Senate in S. Carolina set to debate flag's fate

The South Carolina Legislature is expected today to take up the fate of the Confederate battle flag that flies on the Statehouse grounds, responding to demands that it be removed after the June 17 massacre of nine people at Emanuel African Methodist Episcopal Church in Charleston.

The Senate, encouraged by Gov. Nikki Haley and many other elected officials, is scheduled to consider a bipartisan proposal to move the battle flag, long viewed by blacks as a tribute to South Carolina's segregationist past, to the state's Confederate Relic Room and Military Museum in Columbia.

If the Senate approves the measure, the debate will shift to the House; Republicans control both chambers.
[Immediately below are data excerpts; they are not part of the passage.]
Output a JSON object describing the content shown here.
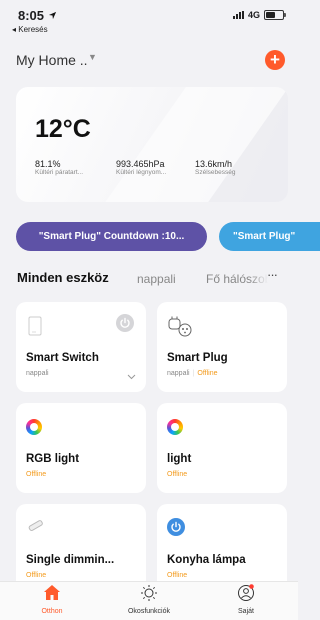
{
  "status_bar": {
    "time": "8:05",
    "back_label": "◂ Keresés",
    "network": "4G"
  },
  "header": {
    "home_name": "My Home ..",
    "add_label": "+"
  },
  "weather": {
    "temperature": "12°C",
    "metrics": [
      {
        "value": "81.1%",
        "label": "Kültéri páratart..."
      },
      {
        "value": "993.465hPa",
        "label": "Kültéri légnyom..."
      },
      {
        "value": "13.6km/h",
        "label": "Szélsebesség"
      }
    ]
  },
  "scenes": [
    {
      "label": "\"Smart Plug\" Countdown :10..."
    },
    {
      "label": "\"Smart Plug\""
    }
  ],
  "tabs": {
    "all": "Minden eszköz",
    "nappali": "nappali",
    "main": "Fő hálószoba",
    "more": "···"
  },
  "devices": [
    {
      "name": "Smart Switch",
      "room": "nappali",
      "status": ""
    },
    {
      "name": "Smart Plug",
      "room": "nappali",
      "status": "Offline"
    },
    {
      "name": "RGB light",
      "room": "",
      "status": "Offline"
    },
    {
      "name": "light",
      "room": "",
      "status": "Offline"
    },
    {
      "name": "Single dimmin...",
      "room": "",
      "status": "Offline"
    },
    {
      "name": "Konyha lámpa",
      "room": "",
      "status": "Offline"
    }
  ],
  "nav": {
    "home": "Otthon",
    "smart": "Okosfunkciók",
    "me": "Saját",
    "colors": {
      "active": "#ff5a2b",
      "inactive": "#333333"
    }
  },
  "colors": {
    "accent": "#ff5a2b",
    "scene1": "#5e52a6",
    "scene2": "#3fa4e0",
    "offline": "#f39a1b",
    "power_active": "#3f8ee0"
  }
}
A survey of lawmakers by The Associated Press, the South Carolina Press Association and The Post and Courier, a newspaper in Charleston, found last month that there was most likely enough support in the Legislature to approve the plan.

Still, observers expect an emotional debate, particularly in the House. And in the Senate -- where the church's slain pastor, the Rev. Clementa Pinckney, served -- one member, Lee Bright, has announced plans to seek a statewide referendum.
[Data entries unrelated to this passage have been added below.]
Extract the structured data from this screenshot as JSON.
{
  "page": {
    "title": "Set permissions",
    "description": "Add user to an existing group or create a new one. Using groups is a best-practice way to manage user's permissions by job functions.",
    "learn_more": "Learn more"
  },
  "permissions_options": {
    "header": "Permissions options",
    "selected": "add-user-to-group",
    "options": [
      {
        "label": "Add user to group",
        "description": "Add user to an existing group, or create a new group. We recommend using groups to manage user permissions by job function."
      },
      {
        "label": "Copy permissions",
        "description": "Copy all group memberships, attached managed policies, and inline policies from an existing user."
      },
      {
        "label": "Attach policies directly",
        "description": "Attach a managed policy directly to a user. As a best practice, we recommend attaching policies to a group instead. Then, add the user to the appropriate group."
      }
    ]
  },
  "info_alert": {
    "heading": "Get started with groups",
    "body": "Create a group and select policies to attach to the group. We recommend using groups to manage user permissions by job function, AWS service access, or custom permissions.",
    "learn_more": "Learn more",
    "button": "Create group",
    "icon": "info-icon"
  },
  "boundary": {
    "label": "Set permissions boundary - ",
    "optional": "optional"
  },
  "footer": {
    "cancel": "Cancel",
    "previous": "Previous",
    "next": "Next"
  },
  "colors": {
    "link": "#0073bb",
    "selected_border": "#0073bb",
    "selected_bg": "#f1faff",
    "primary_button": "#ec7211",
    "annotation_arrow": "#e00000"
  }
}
"This flag is a part of our heritage, so the people of this state should have the final say," Bright told supporters on Facebook on Wednesday.

Bright, who sought the Republican nomination for a U.S. Senate seat last year, is also offering bumper stickers featuring the Confederate emblem and the message "Keep your hands off my flag" in exchange for campaign contributions.
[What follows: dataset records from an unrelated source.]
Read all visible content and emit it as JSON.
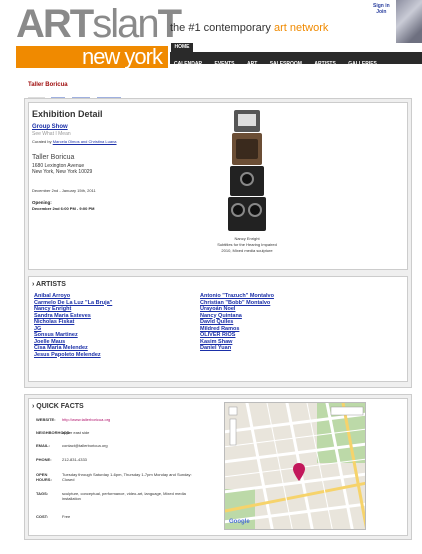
{
  "header": {
    "logo_part1": "ART",
    "logo_part2": "slan",
    "logo_part3": "T",
    "city": "new york",
    "tagline_before": "the #1 contemporary ",
    "tagline_accent": "art network",
    "top_links": [
      "Sign in",
      "Join"
    ],
    "nav": [
      "CALENDAR",
      "EVENTS",
      "ART",
      "SALESROOM",
      "ARTISTS",
      "GALLERIES"
    ],
    "home": "HOME"
  },
  "venue_name": "Taller Boricua",
  "tabs": [
    "Event",
    "Map",
    "Artists",
    "Comment"
  ],
  "detail": {
    "heading": "Exhibition Detail",
    "show_type": "Group Show",
    "show_title": "See What I Mean",
    "curated_prefix": "Curated by",
    "curator": "Marcela Olmos and Christina Luana",
    "venue": "Taller Boricua",
    "address1": "1680 Lexington Avenue",
    "address2": "New York, New York 10029",
    "dates": "December 2nd - January 15th, 2011",
    "opening_label": "Opening:",
    "opening": "December 2nd 6:00 PM - 9:00 PM",
    "caption_artist": "Nancy Enright",
    "caption_title": "Subtitles for the Hearing Impaired",
    "caption_info": "2010, Mixed media sculpture"
  },
  "artists": {
    "heading": "ARTISTS",
    "left": [
      "Anibal Arroyo",
      "Carmelo De La Luz \"La Bruja\"",
      "Nancy Enright",
      "Sandra Maria Esteves",
      "Nicholas Fiskat",
      "JG",
      "Sonsus Martinez",
      "Joelle Maus",
      "Cisa Maria Melendez",
      "Jesus Papoleto Melendez"
    ],
    "right": [
      "Antonio \"Trazuch\" Montalvo",
      "Christian \"Bobb\" Montalvo",
      "Urayoán Noel",
      "Nancy Quintana",
      "David Quiles",
      "Mildred Ramos",
      "OLIVER RIOS",
      "Kasim Shaw",
      "Daniel Yuan"
    ]
  },
  "quickfacts": {
    "heading": "QUICK FACTS",
    "rows": [
      {
        "label": "WEBSITE:",
        "value": "http://www.tallerboricua.org"
      },
      {
        "label": "NEIGHBORHOOD:",
        "value": "upper east side"
      },
      {
        "label": "EMAIL:",
        "value": "contact@tallerboricua.org"
      },
      {
        "label": "PHONE:",
        "value": "212-831-4333"
      },
      {
        "label": "OPEN HOURS:",
        "value": "Tuesday through Saturday 1-6pm, Thursday 1-7pm Monday and Sunday: Closed"
      },
      {
        "label": "TAGS:",
        "value": "sculpture, conceptual, performance, video-art, language, Mixed media installation"
      },
      {
        "label": "COST:",
        "value": "Free"
      }
    ]
  },
  "map": {
    "brand": "Google",
    "marker_color": "#c2185b"
  },
  "colors": {
    "accent": "#f08a00",
    "link": "#1a2fa8",
    "venue": "#a01010"
  }
}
But he and others who support the flag are facing harsh political head winds, with many of South Carolina's elected and business leaders becoming increasingly vocal in their backing of the push to remove it.

For instance, Haley, a Republican, was unequivocal last month when she called for the change after the killings, which the authorities have described as a hate crime.

"It's time to move the flag from the Capitol grounds," she said June 22, adding that "150 years after the end of the Civil War, the time has come."

Still, some of the debate in the Legislature this week could focus on the speed with which it began. Many lawmakers had long believed the status of the battle flag was settled.

The flag flew atop the Statehouse for nearly four decades before state lawmakers, pressured by an NAACP-organized boycott and large protests, agreed in 2000 to remove it from the dome and place it at a memorial on the grounds. That agreement, codified in a law known as the Heritage Act, required that two-thirds of the Legislature agree on any subsequent changes to the flag's status.

And for many years, lawmakers said they were reluctant to revisit the subject. But the massacre in Charleston, and photographs of the suspect, Dylann Roof, with the battle flag, prompted anger about its display and led to a rapid debate.

"The South Carolina Legislature doesn't move rapidly on anything, so the fact that this has all come about is remarkable," said Scott Buchanan, executive director of the Citadel Symposium on Southern Politics. "I think we'll look back on this in future years and just be astounded."

The debate will take place during tight security after episodes of vandalism and hostile altercations between the flag's supporters and opponents. Separately, law enforcement officials have been investigating threats against certain legislators.

The revival of the flag issue has also led to lawmakers' being besieged by calls and emails, many of them aggressive.